Oh, you mean like 50% of the work?
As for the reverse proxy: Traefik all the way! :D
Just a suggestion to the OP, it not hard to setup and share a 5 node vagrant cluster on your laptop. Give concrete examples that people can run locally and test your assertions themselves. Once that foundation is laid, you can extrapolate to 10 nodes, 100 nodes, 1000 nodes.
Anyone that has deployed a cluster of that size knows that the article is missing a bunch of items, not limited to the following:
- Overhead Instances (manager, service discorvery, loggging, etc.)
- Configuration Management
- Security Implications
- Failure mitigation (its going to happen at that scale)
- Update strategy at this scale
For those that are interested, one official doc and a good place to start when leaning how to deploy a large docker 1.12 cluster is this guide by docker.
We are just deploying our first Kubernetes cluster in production and anything more than basic hello world would be welcome. Like how to configure networking in production, how to route traffic to containers, how to provide volume storage (backups, etc..).
I mean, we'll get there of course, but we opted against Swarm as data is even more lacking than Kubernetes.
Overall I think Docker is heading in the right direction, but for now Kubernetes, ECS, etc... are better solutions for orchestration. I was hoping to only use Docker for my current project, but I think I'll have to wait until the next one rolls around and Docker releases a few more updates.
...which really means "I have no clue where this will break when scaling".
Cute, but not terribly insightful, and possibly risky in an age where following recipes off the Internet is too often the first step towards production :)
EDIT: I had been misusing the term bare-metal, thanks for picking up on it. Examples should hold on both bare metal and VMs though.
Buy 1000 bare metal servers
This one is easy. Pick your favourite cloud provider and buy lots of servers
>Basically you will run docker swarm init on the first
node and then docker swarm join on all the other nodes.

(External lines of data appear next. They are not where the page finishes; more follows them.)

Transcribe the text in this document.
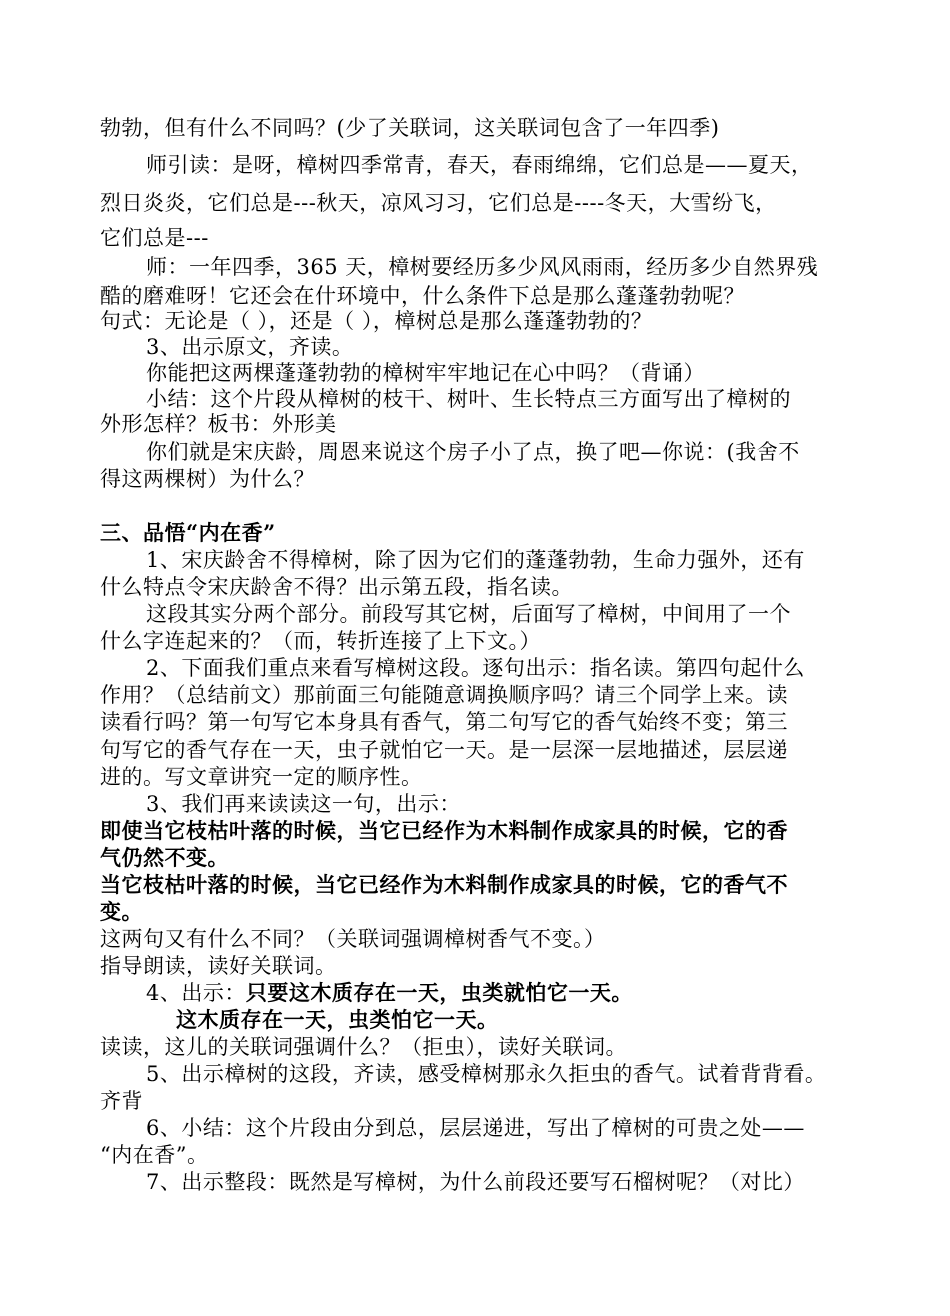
勃勃，但有什么不同吗？(少了关联词，这关联词包含了一年四季)
师引读：是呀，樟树四季常青，春天，春雨绵绵，它们总是——夏天，
烈日炎炎，它们总是---秋天，凉风习习，它们总是----冬天，大雪纷飞，
它们总是---
师：一年四季，365 天，樟树要经历多少风风雨雨，经历多少自然界残
酷的磨难呀！它还会在什环境中，什么条件下总是那么蓬蓬勃勃呢？
句式：无论是（ ），还是（ ），樟树总是那么蓬蓬勃勃的？
3、出示原文，齐读。
你能把这两棵蓬蓬勃勃的樟树牢牢地记在心中吗？（背诵）
小结：这个片段从樟树的枝干、树叶、生长特点三方面写出了樟树的
外形怎样？板书：外形美
你们就是宋庆龄，周恩来说这个房子小了点，换了吧—你说：(我舍不
得这两棵树）为什么？
三、品悟“内在香”
1、宋庆龄舍不得樟树，除了因为它们的蓬蓬勃勃，生命力强外，还有
什么特点令宋庆龄舍不得？出示第五段，指名读。
这段其实分两个部分。前段写其它树，后面写了樟树，中间用了一个
什么字连起来的？（而，转折连接了上下文。）
2、下面我们重点来看写樟树这段。逐句出示：指名读。第四句起什么
作用？（总结前文）那前面三句能随意调换顺序吗？请三个同学上来。读
读看行吗？第一句写它本身具有香气，第二句写它的香气始终不变；第三
句写它的香气存在一天，虫子就怕它一天。是一层深一层地描述，层层递
进的。写文章讲究一定的顺序性。
3、我们再来读读这一句，出示：
即使当它枝枯叶落的时候，当它已经作为木料制作成家具的时候，它的香
气仍然不变。
当它枝枯叶落的时候，当它已经作为木料制作成家具的时候，它的香气不
变。
这两句又有什么不同？（关联词强调樟树香气不变。）
指导朗读，读好关联词。
4、出示：只要这木质存在一天，虫类就怕它一天。
这木质存在一天，虫类怕它一天。
读读，这儿的关联词强调什么？（拒虫），读好关联词。
5、出示樟树的这段，齐读，感受樟树那永久拒虫的香气。试着背背看。
齐背
6、小结：这个片段由分到总，层层递进，写出了樟树的可贵之处——
“内在香”。
7、出示整段：既然是写樟树，为什么前段还要写石榴树呢？（对比）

There are a few other arguments that you’ll need to add
to those commands but if you follow the docs you’ll have
no problems at all.
worse part of the setup is how to build the cluster nodes store in a way which is redundant and reliable, since provisioning it for HA is largely undocumented and left to an exercise for the reader
From here (https://docs.docker.com/engine/swarm/swarm-mode/#view-the-jo...):
"...starts an internal distributed data store for Engines participating in the swarm to maintain a consistent view of the swarm and all services running on it"
Here are the docs for "swarm init" in docker 1.12:
that goes to some docker owned server, ask for nodes, and join/create the swarm as necessary. I wouldn't build the cornerstone of an infrastructure on this, like, never.
there's an undocumented feature I just discovered to use a local token server, it seems, but then you're back to square one.
> documentation is scarce
for being a container, documentation is not just scarce but outright insufficient - especially in regards to its failure and recovery modes
Here's how it works:
- When you run `docker swarm init` it initializes the current node as a "manager" which has a datastore of cluster configuration and is responsible for assigning tasks to "worker" nodes (including itself). This init process also generates a cluster CA and two secrets authorizing manager and worker joins. The output of this command will be two tokens which you can use to join new nodes to the cluster as either a "manager" or a "worker". These tokens are structured like this:
SWMTKN-1-<cluster CA hash>-<manager or worker secret>
- If the new node is joining as a manager then the cluster configuration is replicated to to the new manager. Docker uses the Raft consensus algorithm to maintain consistency of the configuration data. As long as a majority of your manager nodes are available then the managers will be able to coordinate and issue work to the available workers in the cluster.
I hope this helps you better understand how the cluster is secured.
"The create argument makes the Swarm container connect to the Docker Hub discovery service and get a unique Swarm ID, also known as a “discovery token”. The token appears in the output, it is not saved to a file on the host"
are there two type of tokens now?
So this article talks about how you would deploy a 1000 node cluster without actually doing it? Why not saying this is how to deploy a 100000 node cluster?
If you are doing something like this, please keep in mind that this kind of DNS failover is, at best, unreliable. You have no control of how DNS is being cached on client side, and whether the client is going to switch to the next IP in the cycle if the previous one is unavailable.
Proper way to do HA would be to use some kind of VIP + load balancer combination (eg, keepalived + HAProxy), which would allow you to failover the IP instead to just rely on the hostname. However if you also have a database backend to think about, then u will most likely need something like Pacemaker to ensure you don't end up with data inconsistency (brain split scenario).
So it's up to the reader to imagine what kind of application would need a thousand web frontends without any form of persistant storage..